Фриц глубоко вздохнул и примолвил, качая головою:
– Хорошо б, если прошло! Прощай!
Он поцеловал девушку в лоб, махнул рукою дюжему латышу и погрузился с ним в чащу леса. По приметам, которые Немой еще лучше знал Фрица, потому что ни разу не останавливался, служа уже ему вожатым, они пришли к лошадям. Здесь конюх поднял глаза к небу, чтобы благодарить его за что-то, расстегнул вьюк, положил куверт с крошками рассыпавшейся печати на прежнее место и, опять застегнув вьюк, перевернул его вместе с седлом на бок лошади; потом вынул из чушкипистолет, разрядил его бывшим у него инструментом, положил его по-прежнему, высек огонь из огнива, которое имел с собою, прожег и разодрал низ чушки. Все это было делом минут пяти, не более. Лошади были напоены; из них Вульфова вручена Немому с особенными, строжайшими наставлениями. Сметливый Немой кивал только и, вдруг приняв важный вид, черкнул себе пальцем по шее, как будто желая дать знать, что он отвечает за исполнение головою. По расположении таким образом плана, давно придуманного, конюх спешил отнести дорожные припасы к путешественникам нашим.
Глава шестая
– Что вы, сестрица? – спросил цейгмейстер.
– Голоса человеческие! – отвечала она. – С адзельской стороны.
– Милости просим, оттуда некому быть, кроме приятелей. Впрочем, я ничего не слышу. Не обманул ли вас ветерок? Правда, теперь и до моего уха что-то коснулось.
В самом деле, сначала невнятно долетал до слуха смешанный говор, как ропот ветерка в листах, потом стал яснее и громче, и, наконец, показались по тропе из Адзеля два человека, медленно по ней шедших. Наружность их возбудила внимание девицы Рабе. Это были слепец и черноволосый. Последний держал в правой руке круглую шляпу, между тем как другая рука служила спутнику вожатаем и опорой. Он с видимым терпением укорачивал шаги свои, соразмеряя их с ходом старца. Ящик и складной стул были прикреплены на спине его широкими ремнями, которые крестом перехватывали грудь и застегивались напереди двумя медными пряжками. Сверху стула висела еще небольшая котомка. Поравнявшись с девицею Рабе и Вульфом, он приветливо им поклонился. Воспитанница пастора просила жениха своего пригласить странников закусить с ними, чтобы не упустить случая, как она говорила, сделать удовольствие ее воспитателю. Вместо ответа цейгмейстер спешил перехватить путникам дорогу.

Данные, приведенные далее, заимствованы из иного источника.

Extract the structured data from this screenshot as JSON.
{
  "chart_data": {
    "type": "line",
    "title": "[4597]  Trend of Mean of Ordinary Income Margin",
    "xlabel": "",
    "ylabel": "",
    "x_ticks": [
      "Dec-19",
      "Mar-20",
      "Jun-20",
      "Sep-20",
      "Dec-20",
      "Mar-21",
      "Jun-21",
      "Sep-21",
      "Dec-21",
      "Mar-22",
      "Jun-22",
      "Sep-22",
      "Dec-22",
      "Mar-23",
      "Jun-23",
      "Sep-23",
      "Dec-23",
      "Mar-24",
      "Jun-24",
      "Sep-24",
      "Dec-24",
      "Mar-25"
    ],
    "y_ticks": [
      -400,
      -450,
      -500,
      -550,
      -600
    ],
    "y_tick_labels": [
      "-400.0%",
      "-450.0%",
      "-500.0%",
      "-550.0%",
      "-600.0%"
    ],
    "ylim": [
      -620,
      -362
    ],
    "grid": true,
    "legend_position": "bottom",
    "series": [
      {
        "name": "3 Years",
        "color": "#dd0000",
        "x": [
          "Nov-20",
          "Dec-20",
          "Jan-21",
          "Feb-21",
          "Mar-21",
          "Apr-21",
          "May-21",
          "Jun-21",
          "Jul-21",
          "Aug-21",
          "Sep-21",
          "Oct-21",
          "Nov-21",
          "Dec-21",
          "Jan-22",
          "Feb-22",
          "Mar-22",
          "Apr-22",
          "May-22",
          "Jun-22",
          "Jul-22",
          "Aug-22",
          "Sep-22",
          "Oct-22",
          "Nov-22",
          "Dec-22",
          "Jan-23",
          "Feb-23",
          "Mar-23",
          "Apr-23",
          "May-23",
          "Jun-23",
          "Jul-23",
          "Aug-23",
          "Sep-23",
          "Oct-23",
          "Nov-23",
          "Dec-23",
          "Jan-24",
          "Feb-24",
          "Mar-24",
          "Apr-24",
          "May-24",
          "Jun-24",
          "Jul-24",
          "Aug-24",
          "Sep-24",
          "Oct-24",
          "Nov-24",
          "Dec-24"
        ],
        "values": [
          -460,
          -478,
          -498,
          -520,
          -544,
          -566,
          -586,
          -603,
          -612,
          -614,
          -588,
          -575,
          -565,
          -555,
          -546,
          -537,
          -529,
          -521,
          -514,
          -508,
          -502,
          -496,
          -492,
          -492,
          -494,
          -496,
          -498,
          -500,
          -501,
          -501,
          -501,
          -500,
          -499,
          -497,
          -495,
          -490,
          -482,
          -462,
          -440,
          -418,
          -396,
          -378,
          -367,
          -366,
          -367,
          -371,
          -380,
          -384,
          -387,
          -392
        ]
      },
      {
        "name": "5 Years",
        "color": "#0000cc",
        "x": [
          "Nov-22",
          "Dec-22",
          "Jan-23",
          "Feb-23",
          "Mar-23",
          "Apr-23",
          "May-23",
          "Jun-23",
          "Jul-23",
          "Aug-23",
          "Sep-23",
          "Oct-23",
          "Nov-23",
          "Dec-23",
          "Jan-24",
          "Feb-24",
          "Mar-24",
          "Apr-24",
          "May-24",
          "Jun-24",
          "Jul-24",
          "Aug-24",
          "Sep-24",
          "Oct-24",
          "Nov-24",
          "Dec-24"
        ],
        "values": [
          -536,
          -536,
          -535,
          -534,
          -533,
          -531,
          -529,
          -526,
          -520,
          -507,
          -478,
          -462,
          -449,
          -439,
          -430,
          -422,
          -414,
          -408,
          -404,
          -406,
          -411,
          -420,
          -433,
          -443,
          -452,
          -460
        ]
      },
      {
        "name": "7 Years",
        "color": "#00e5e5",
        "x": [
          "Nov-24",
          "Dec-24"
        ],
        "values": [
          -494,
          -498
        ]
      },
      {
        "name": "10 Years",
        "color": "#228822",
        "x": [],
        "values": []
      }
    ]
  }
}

– Добрые люди! – произнес он, обратившись к ним. – Вам жарко теперь идти. Не хотите ли отдохнуть с нами и разделить нашу походную трапезу?
– Благодарю вас, господин офицер, за себя и моего товарища! – отвечал младший путник. – Мы поднялись недавно и хотели только пробраться через рощу, чтобы на конце ее присесть. С удовольствием принимаем радушное предложение ваше и прекрасной госпожи, которой, как я заметил, вы посланник. Товарищ! – продолжал он с нежною заботливостью, обратившись к слепцу. – Мы пойдем теперь без дороги; берегись оступиться.
Слепец, крепко прижавшись к руке своего проводника, побрел еще медленнее. Нетерпеливая девушка спешила к ним навстречу, подхватила старика за руку с другой стороны и провела его к месту своего отдыха, приговаривая между тем:
– Сюда, сюда, дедушка, на эти подушки; тебе здесь будет покойнее.
– Голос… точно знакомый! – сказал встревоженный слепец, прислушиваясь к речам девицы Рабе, как будто стараясь припомнить, где он его слышал. – Голос ангела! Куда бы не пошел я за ним? Сяду и буду делать, что тебе угодно. Господь да пошлет тебе свое благословение и да возвеличит род твой, как возвеличил род Сарры и Ревекки!
Товарищ его осторожно снял ношу свою, приставил ее к дереву, молча поклонился еще раз Вульфу и невесте его. Все общество расположилось, по удобности или по вкусу, кто на подушках из кареты, кто на мураве. Слепец, сидя на двух подушках, возвышался над всеми целою головою: казалось, старость председала в совете красоты и мужества.
– Откуда вы, добрые люди? – спросила Рабе.
– Мы не знаем, откуда и куда идем, – отвечал слепец, – а придем, куда всем, царю и селянину, бедному и богатому, назначена общая гостиница.
– Мы просто странники, – подхватил черноволосый, – идем из Адзеля в Менцен, оттуда проберемся, куда глаза взглянут и сердце позовет.
– Чем же вы живете? – спросила опять девица Рабе.
– Искусством нашим, – отвечал черноволосый. – Я играю на гуслях, товарищ мой на скрипке и поет.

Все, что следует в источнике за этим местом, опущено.